No sé si coincide con lo que dice la famosa Teoría del Caos, pero me parece que el caos, hasta hace poco encerrado en los Orígenes y reservado a lo mitológico, ha bajado al terreno de lo cotidiano, llenando de pequeñas incertidumbres las cosas más banales de la realidad. Aquellas inmensas pompas de jabón dónde encerrábamos lo Primordial así como todo lo relacionado con los dioses y sus divinas cuestiones, han explotado espectacularmente, y la viscosidad caótica que rellenaba tales globos se ha expandido por el mundo, cayendo como una lluvia ácida que empapa todo lo que encuentra.
El caos se nos ha pegado al cuerpo, lo llevamos en nuestras células, neuronas y pensamientos, lo pisamos cual lodo invisible al caminar por campos y ciudades, y se incrusta cual líquen corrosivo en árboles, rocas y cuerpos.
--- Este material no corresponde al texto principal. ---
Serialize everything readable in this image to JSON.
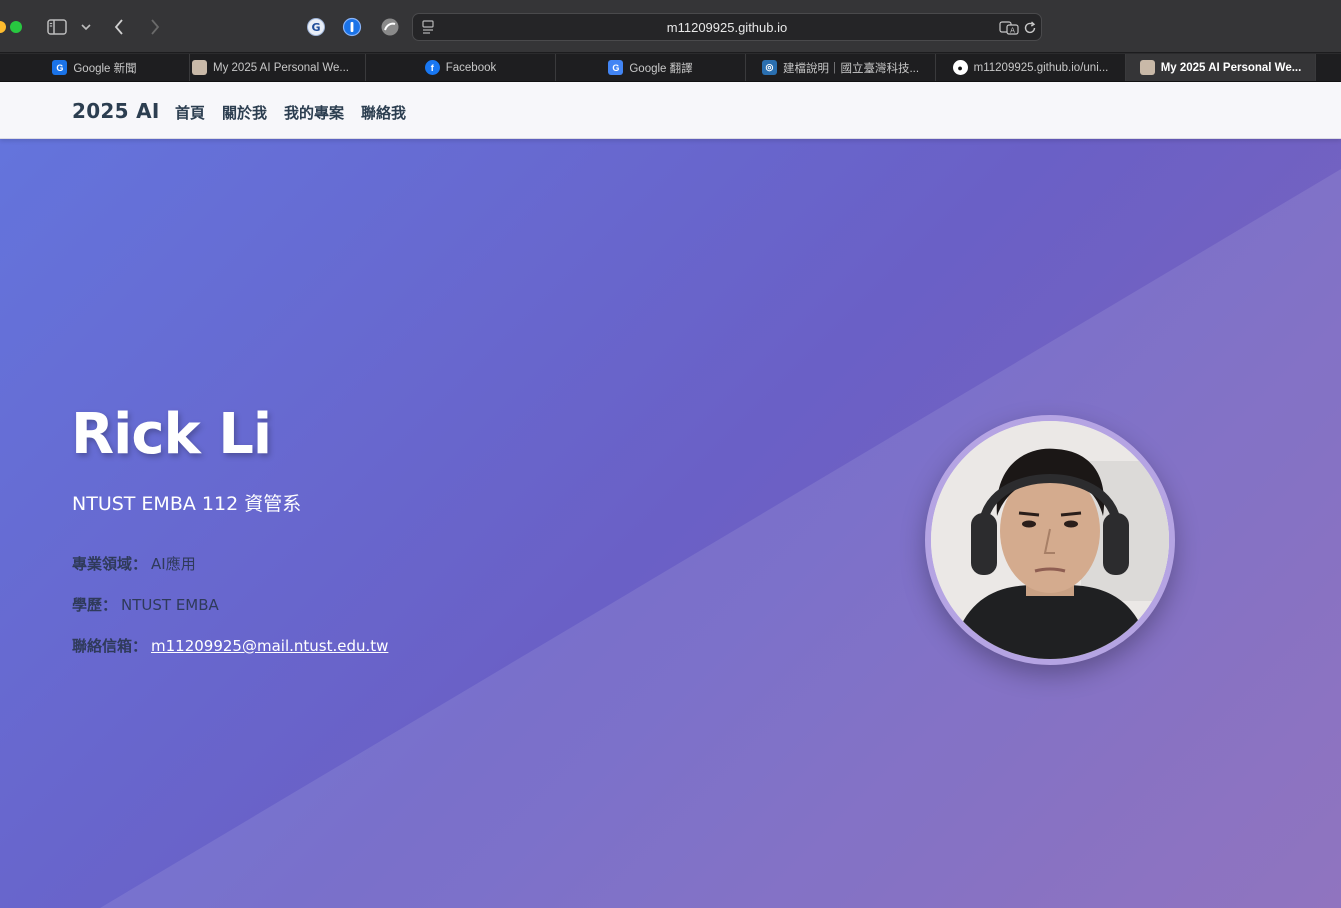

¿Es esto malo o bueno? Las dos cosas seguro, aunque en términos generales lo considero positivo: ¿no es acaso el caos el mismo tiempo creativo con todas sus incógnitas y misterios, el humus de dónde surge lo nuevo e impensable, así como el zero que destruye, mata y regenera? Antes pertenecía a los Poderes: las grandes religiones y mitologías guardaban sus secretos y lo consideraban de su propiedad. Se lo utilizaba según los intereses de las minorías gobernantes y servía para dominar a los demás. De ahí que necesitaran grandes templos y palacios, con sus reductos secretos, sus ritos iniciáticos y sus lenguajes codificados. Pero todo eso se acabó. Las pompas explotaron, las metafísicas se han licuado y escurrido de las manos de sus antiguos propietarios, y el caos, la sustancia de la que estaban formados todos esos reductos acotados, se ha extendido cual manto vitalizador sobre la tierra, llenando de desasosiego las domesticadas y felices consciencias de los pueblos y las personas.
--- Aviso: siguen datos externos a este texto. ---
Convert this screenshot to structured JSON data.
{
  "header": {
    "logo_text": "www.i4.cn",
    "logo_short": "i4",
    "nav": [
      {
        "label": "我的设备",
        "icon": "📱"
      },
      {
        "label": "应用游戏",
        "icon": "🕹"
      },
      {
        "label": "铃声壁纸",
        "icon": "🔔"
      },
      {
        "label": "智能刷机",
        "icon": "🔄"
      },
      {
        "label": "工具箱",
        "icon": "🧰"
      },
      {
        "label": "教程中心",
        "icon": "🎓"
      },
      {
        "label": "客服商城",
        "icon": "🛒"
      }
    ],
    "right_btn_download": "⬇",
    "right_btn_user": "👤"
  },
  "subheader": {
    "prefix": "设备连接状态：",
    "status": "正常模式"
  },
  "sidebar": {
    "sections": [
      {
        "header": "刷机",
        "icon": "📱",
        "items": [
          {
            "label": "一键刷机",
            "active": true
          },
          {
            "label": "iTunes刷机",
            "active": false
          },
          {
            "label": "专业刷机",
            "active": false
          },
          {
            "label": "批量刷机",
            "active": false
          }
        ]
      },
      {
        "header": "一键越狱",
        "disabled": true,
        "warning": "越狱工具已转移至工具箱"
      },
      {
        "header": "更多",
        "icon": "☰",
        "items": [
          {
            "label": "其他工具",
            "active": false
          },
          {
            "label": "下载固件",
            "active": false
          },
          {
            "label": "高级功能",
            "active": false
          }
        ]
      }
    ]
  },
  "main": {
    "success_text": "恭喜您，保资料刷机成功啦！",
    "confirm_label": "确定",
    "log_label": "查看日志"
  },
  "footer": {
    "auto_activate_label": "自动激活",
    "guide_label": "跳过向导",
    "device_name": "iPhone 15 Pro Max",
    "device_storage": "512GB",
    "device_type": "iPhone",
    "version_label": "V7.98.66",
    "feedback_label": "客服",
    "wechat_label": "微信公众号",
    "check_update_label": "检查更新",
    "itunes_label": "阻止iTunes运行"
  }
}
Esta democratización del caos lo es también del desasosiego que le acompaña, de ahí que haya tantas resistencias a aceptarlo: los sumisos prefieren la tranquilidad del orden anterior, cuando la libertad se sacrificaba en aras a la obediencia. Falsas ilusiones. Ya no quedan vaticanos que se mantengan en pie, por mucho que lo aparenten. Sus edificios se han vaciado de sustancia y ya sólo sirven para el formalismo laico de la religión turística del ocio: hoteles, teatros o museos.
La identidad, esa ilusión de los esclavos, también se desmorona. Por eso se agarran a ella los grandes egoicos, así como los nacionalistas y los monoteístas, esos nostágicos sociológicos del orden y de la unidad. Luchan en vano contra el virus que los corroe: sus corazas se desmontan al percatarse de que sólo encierran y protegen un vacío. Su agonía tremebunda los convierte en peligrosos asesinos.
La gran separación de los absolutos mantenida por las burbujas metafísicas se acaba al reventar éstas. Y aquella dualidad magnificada, exagerada, que lo reducía todo a Materia y Espíritu, a los cuales separaba poniéndolos en reinos distintos, se deshincha con el gran reventón. La dualidad se empequeñece, se banaliza, se formaliza y se democratiza: se hace dualidad laica y sígnica, de significado y significante, de cosa y símbolo, de real y abstracto. Se trata de un nuevo tipo de dualidad, dinámica e interseccionista, que lleva el caos, es decir, el tiempo creativo, incorporado. Forma parte de su sustancia. Lo vivo y lo inerte se empapan de ella. Fecunda el suelo terráqueo, por fin liberado de sus cánceres opresores. Las estrellas y el sistema solar se alegran de ello. Caso insólito, sin duda.
1 comentario:
Muy hermético se ha puesto usted, señor Rumbau. Veo que el viaje a Estambul le ha tocado fibras sensibles del buche cerebral. Serán leídas con paciencia sus palabras, delo por seguro.